Warsaw Dispatch: Where Are You From? – Michigan Quarterly Review

Warsaw Dispatch: Where Are You From?

And so it arrives. The moment when the long-haul traveler realizes that she could be from the place she currently lives. Relationships have demonstrated the potential to be real and lasting. As much if not more so than those in x, y, and z places from before. This moment doesn’t always arrive. Some places just aren’t meant to be for a variety of reasons, mostly coincidence and timing. But most places might as well be home.

This moment brings with it a bit of the blues. For, if there’s one thing a long-haul traveler knows as tangibly as any Zen master, it’s the impermanence of all things. This moment signals that before long, it will be time to move on. Unlike the masters, however, this particular long-haul traveler has not grappled well enough with the concept of attachment to let go completely the desire for home. A permanent one. Like, I suspect, most long-haul travelers, I would like to have the sense that a finite place and a known community were mine. Part of me would love to believe this illusion of permanent belonging and the entitlement that comes with it.

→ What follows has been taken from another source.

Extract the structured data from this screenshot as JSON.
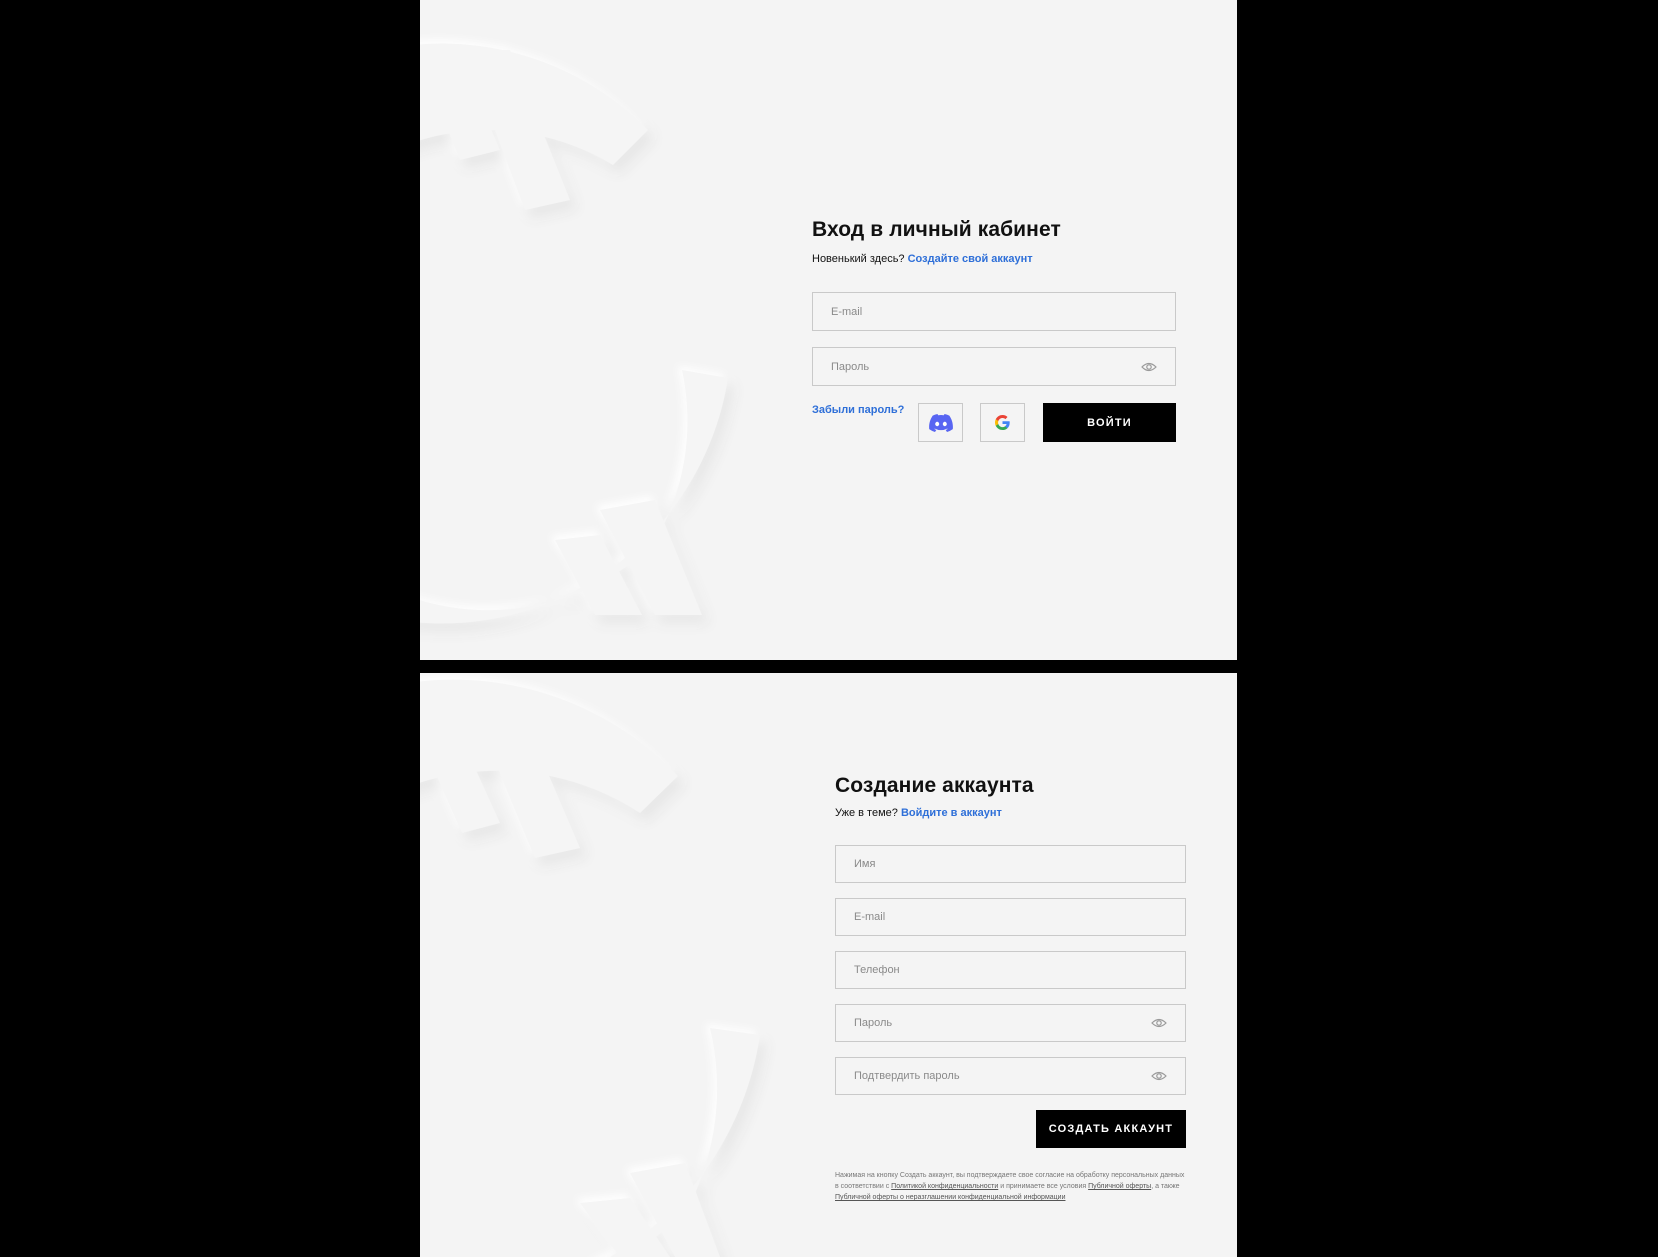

Instead, the long-hauler knows deep down inside that anywhere and nowhere is home. The whole planet and all its 7+ billion people form the community. Such a perspective has radical implications that temper the blues and keep feelings from approaching the utter alienation that could lead to crippling depression. It also creates some practical challenges for interfacing with the rooted goings-on of specific points on the globe. Borders lose their sense and along with it go concepts of nation and conquest. Ownership also becomes foggy, though less-so. For me, a US citizen, it’s likely that my country has engrained in me a feel for free market capitalism and thus ownership that I will never wholly lose even while, ironically, I find that “life, liberty, and the pursuit of happiness” seem most possible when I own very little. Freedom asserts itself in the interstices of nations. When concepts like nation, citizen, and ownership lose their concrete and personal meanings, it becomes difficult to watch the news as anything but play.

Real world “serious” things like Putin’s occupation of Crimea and the US Congress’ failure to govern take on the patina of playground antics, with motivations analogous to those acted out by children, badly behaved ones. Unfortunately, the implications in this playground are global. They are not about a few cruel words or a punch and a scuffle. Putin is showing signs of attempting global expansion à la a centuries-old Russian habit, and the US Congress seems hell-bent on proving that America is at heart an idiocracy, that what you see on TV really is true. These two examples are merely the pressing ones from where I am located. The playground is full of children behaving badly, and from my vantage point, the 21st century begins to feel a bit like Lord of the Flies.

As it begins to sink in that Warsaw could be home–were it not that the planet is home–I begin to wish that my global home were full of long-haul travelers, that the perspective I have cultivated via a life on the road were more common and broadly applicable. Moreover, I wish that we would all grow up a little. In my experience, Earth is a smaller and smaller sandbox. I love it dearly, and I’d like in my heart of hearts for us all to play nicely. For, it suddenly dawns on me that I am indeed from a finite place after all. We are all from the same one. Unfortunately, for those like me with attachment issues, the earth is not, by definition, permanent. If only the consequences of the current human catalysts of impermanence were, as in the following Frost poem, merely summer.

Nothing Gold Can Stay
by Robert Frost

Nature’s first green is gold,
Her hardest hue to hold.
Her early leaf’s a flower;
But only so an hour.
Then leaf subsides to leaf.
So Eden sank to grief,
So dawn goes down to day.
Nothing gold can stay.

Since, however, spring is fleeting, and glorious summer cannot necessarily be counted on, at least in my metaphor, I leave you with Rabindranath Tagore:

The butterfly counts not the months but the moments, and has time enough.